Effect on FATCA worldwide
It is my hope that these developments will cause the IRS and Congress to consider the impact of FATCA on Americans abroad relative to the (minimal) potential revenue stream from tax residents of other countries who can offset most, if not all of their potential US tax liability with a credit for taxes paid to their home country. These are not the tax evaders FATCA was aimed at, but they are the main victims of a global stop and frisk program to locate, tax and penalise non-resident US citizens. Of course, expats have been hoping along these lines since 2010.
However, with GDPR there is at least some hope that EU member states (or the EU collectively) will be able to re-negotiate the FATCA IGAs. Any concession that EU member states are able to win from the IRS will be welcome, and can be used by other countries to win similar concessions. While Article 7 of the Model 1A IGA calls for consistency, its applicability in this instance will depend on exactly how the EU member states negotiate and draft any concessions. Article 7 says that IGA partners will receive the benefit of any more favourable terms with regard to potential penalties on local financial institutions and due diligence requirements, but not with regard to the actual reporting requirements. But, if EU Member States gain the concession that they no longer have to report on their own legal residents, I would expect other G-20 nations to ask for the same. Then there’s the matter of Article 10, which calls for the parties to revisit the agreement by the end of 2016 with regard to reciprocity. I have yet to find evidence that any partner jurisdiction has requested such a review.

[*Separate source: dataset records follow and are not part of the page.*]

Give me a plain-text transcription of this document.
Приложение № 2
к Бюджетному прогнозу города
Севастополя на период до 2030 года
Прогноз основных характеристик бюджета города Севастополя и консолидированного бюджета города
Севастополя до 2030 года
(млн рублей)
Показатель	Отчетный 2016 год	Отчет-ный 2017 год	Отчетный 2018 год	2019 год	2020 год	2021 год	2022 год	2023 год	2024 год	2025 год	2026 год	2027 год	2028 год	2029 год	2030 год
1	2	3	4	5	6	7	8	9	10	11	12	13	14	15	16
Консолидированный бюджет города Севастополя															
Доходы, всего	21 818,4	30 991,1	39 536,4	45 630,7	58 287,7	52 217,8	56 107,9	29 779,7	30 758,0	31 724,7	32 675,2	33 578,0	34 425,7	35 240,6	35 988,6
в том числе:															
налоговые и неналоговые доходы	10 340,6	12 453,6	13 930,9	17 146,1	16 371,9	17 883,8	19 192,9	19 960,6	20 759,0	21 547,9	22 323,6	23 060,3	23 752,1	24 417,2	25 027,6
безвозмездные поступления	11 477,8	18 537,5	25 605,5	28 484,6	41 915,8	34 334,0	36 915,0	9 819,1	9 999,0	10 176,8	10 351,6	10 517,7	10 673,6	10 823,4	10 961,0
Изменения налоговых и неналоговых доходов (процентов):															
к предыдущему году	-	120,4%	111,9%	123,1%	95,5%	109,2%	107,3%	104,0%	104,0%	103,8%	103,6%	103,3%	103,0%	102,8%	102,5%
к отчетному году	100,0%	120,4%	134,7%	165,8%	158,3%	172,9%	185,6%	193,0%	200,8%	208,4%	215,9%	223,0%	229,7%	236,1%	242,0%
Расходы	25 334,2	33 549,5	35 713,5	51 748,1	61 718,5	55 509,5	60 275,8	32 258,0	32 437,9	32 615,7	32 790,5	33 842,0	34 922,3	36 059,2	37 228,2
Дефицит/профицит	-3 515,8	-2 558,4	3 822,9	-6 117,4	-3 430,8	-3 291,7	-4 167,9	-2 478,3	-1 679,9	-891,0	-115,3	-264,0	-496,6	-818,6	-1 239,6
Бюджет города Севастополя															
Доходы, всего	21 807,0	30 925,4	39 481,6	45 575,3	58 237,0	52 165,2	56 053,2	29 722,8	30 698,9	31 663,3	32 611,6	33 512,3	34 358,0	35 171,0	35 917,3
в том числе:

Of course, any change in FATCA reporting requirements will not override US law. In the absence of an adoption of residence based taxation by the US, those with US assets or who plan on returning to the US will be exposed to US tax on non-resident citizens. However, CBT was unenforceable with respect to US citizens without any US assets prior to FATCA (and is still largely unenforceable) because the IRS has very limited power to collect from assets held outside the US. FATCA is really a data privacy/protection issue because under FATCA the IRS has a better idea of who might have a filing obligation (not who owes tax), and some non-US banks are assisting the IRS by insisting on proof of US tax compliance. Here’s hoping that the current push for greater data protection, as exemplified by GDPR, will have global effects when it comes to sending sensitive financial data on a country’s own citizens and residents across international borders.